The word thug comes from the Hindi thag, meaning “cheat, swindler,” which comes from the Sanskrit, sthagaḥ, “a cheat.” Sthagah may come from sthagayati, “(he) covers, conceals,” which has the Proto-Indo-European base of (s)teg, “cover”  (Greek stegos). (S)teg gives us stegosaurus, so in a roundabout way, you could say that stegosauruses are the thugs of dinosaurs.

Thuggee is “the system of mysterious assassination carried on by the thugs,” meaning the thugs of old India, and is also known as thuggery. A thugocracy (a combination of thug and the Greek root cracy, meaning “rule or government by”) is “government by a group of thugs,” of which the Word Spy cites the earliest citation as being from 1982. The term thug life seems to have originated with the music group Tupac Shakar formed in 1993, and now commonly refers to, according to the Urban Dictionary, “when you have nothing, and succeed, when you have overcome all obstacles to reach your aim.”
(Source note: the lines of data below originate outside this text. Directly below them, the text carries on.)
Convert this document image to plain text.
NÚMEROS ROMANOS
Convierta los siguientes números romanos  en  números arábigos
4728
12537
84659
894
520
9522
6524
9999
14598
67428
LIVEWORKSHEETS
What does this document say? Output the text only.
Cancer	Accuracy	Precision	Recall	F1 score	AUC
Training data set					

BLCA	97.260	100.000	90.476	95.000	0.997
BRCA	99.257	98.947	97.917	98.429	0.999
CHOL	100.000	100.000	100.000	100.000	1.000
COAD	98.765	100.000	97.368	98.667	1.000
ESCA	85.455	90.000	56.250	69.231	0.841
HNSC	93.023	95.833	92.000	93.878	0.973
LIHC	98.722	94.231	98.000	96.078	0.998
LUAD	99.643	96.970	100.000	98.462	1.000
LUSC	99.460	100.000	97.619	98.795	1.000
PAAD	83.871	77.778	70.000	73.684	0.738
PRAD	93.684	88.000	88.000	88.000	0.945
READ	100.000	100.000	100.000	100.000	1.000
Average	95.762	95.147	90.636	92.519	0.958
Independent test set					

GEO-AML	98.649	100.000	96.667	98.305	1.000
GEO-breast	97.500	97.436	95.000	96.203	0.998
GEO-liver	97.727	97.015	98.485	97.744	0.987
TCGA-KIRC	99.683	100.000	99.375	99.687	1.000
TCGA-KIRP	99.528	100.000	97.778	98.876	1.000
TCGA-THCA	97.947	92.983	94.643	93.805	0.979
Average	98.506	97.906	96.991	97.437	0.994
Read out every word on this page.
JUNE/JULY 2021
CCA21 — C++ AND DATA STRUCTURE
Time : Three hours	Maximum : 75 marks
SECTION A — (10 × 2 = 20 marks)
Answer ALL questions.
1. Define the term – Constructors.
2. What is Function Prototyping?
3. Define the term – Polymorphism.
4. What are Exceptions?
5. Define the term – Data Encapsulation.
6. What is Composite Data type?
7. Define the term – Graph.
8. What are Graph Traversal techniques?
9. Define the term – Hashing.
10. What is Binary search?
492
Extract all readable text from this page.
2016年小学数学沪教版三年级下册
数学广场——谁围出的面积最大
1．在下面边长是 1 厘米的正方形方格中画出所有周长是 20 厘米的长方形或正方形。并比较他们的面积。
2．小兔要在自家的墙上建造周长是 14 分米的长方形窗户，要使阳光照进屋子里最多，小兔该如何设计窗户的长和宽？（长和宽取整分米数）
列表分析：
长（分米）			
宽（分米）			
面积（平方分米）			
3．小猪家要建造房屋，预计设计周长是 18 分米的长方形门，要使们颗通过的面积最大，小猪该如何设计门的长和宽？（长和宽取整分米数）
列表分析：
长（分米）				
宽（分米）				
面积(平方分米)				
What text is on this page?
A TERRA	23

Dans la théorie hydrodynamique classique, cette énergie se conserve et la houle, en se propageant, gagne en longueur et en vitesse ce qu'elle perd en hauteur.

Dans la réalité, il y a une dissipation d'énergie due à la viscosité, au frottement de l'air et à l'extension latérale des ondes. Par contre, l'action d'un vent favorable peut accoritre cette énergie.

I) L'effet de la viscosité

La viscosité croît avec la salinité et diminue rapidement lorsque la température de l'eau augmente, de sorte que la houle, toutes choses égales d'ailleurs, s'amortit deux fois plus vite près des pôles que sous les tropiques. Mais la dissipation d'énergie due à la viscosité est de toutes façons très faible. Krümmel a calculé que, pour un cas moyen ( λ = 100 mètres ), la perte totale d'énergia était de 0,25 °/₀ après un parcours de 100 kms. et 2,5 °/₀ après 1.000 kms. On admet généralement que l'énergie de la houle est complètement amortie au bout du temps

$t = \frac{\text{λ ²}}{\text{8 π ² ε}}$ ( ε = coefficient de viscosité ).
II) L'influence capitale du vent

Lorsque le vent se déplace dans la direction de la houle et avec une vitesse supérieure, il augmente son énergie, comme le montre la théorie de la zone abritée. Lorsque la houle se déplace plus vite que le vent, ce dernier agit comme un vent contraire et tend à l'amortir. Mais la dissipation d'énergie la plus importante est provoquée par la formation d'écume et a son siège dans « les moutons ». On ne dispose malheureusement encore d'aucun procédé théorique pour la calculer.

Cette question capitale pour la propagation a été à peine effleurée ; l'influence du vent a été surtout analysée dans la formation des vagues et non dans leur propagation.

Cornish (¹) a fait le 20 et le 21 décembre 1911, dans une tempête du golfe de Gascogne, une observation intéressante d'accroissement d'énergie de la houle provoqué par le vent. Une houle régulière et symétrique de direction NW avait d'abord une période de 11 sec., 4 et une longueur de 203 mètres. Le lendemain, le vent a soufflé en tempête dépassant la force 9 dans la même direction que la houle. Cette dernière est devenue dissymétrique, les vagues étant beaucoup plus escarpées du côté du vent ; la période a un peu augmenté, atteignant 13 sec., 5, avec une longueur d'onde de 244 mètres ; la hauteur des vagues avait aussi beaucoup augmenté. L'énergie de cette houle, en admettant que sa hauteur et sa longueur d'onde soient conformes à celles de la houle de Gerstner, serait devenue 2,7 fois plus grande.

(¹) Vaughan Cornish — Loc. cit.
An offensive synonym for thug is Apache. Apparently it was used to refer to a “Parisian gangster or thug” in the early 20th century. Another one is goon, “a thug hired to intimidate or harm opponents.” The word also refers to “a stupid or oafish person” as well as a “cheap or inferior cask wine.” Goon comes from gooney, English dialect for a simpleton, and, according to the Online Etymology Dictionary, was “applied by sailors to the albatross and similar big, clumsy birds” around 1839. In the movie The Goonies, the title refers to the birds in the seaside town, as well as the goofy, gooney-like kids. But where gooney originally came from is unknown, at least as far as I could find.

Goon in the sense of “hired thug” was first recorded 1938, “probably from Alice the Goon, slow-witted and muscular (but gentle-natured) character in ‘Thimble Theater’ comic strip (starring Popeye).”

I remember Alice the Goon from the Popeye cartoons. She always creeped me out.